If I’m being honest, the biggest reason I don’t read manga anymore, is because I don’t have to. Like I said, most of the anime I watch is either short, or releases in seasons. I actually like the break between seasons because I’ll go back and re-watch certain moments and catch something I missed, rather than reading for plot points week to week. Also, with these stories being action based, the animation is one of the best parts of the experience. Why settle for still images when I can see full, brilliant motion? It’s the same beautiful art, but more of it. Also, the anticipation for the next season keeps me excited, rather than feeling overwhelmed by fillers or chapters I may miss because I’m busy.
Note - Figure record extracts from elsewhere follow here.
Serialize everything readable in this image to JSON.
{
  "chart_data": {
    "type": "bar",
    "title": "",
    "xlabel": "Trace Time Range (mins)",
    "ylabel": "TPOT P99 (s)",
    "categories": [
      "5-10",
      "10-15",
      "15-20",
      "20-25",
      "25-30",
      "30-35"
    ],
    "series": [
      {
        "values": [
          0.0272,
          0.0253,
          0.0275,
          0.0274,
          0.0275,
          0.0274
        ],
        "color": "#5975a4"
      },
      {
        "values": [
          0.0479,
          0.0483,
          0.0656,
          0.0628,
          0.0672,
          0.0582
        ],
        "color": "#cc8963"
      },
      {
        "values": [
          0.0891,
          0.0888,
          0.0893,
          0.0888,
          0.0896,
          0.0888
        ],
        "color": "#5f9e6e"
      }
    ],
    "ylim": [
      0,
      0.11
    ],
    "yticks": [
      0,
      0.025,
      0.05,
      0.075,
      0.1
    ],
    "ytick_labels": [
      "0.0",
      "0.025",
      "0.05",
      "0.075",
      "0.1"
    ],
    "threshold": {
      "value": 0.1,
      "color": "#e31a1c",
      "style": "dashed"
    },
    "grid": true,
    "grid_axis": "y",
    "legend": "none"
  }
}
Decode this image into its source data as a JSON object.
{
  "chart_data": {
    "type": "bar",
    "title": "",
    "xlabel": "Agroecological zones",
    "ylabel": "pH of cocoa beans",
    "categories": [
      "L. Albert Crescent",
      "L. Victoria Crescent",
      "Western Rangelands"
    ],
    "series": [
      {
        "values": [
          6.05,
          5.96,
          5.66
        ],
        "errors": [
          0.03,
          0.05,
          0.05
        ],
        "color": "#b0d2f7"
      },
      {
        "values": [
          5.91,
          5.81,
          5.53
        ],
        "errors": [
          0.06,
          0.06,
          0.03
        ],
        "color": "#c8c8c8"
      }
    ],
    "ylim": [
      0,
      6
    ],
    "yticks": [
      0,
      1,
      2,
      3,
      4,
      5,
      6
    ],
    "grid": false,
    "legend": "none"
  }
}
There is really only one situation that would cause me to read manga, and that’s if the anime is cut short. I absolutely hate when studios cut a series off early and create fake endings, like with the original Fullmetal Alchemist, or Soul Eater. In all honesty, a story cut off before it’s completion is far more upsetting than a series dragging itself out with filler. As long as I get the intended story, that’s what matters most to me. In reality, the argument between reading the manga and watching the anime, is basically the same as the argument between watching the anime subbed or dubbed, it all comes down to quality, and how well the story is delivered.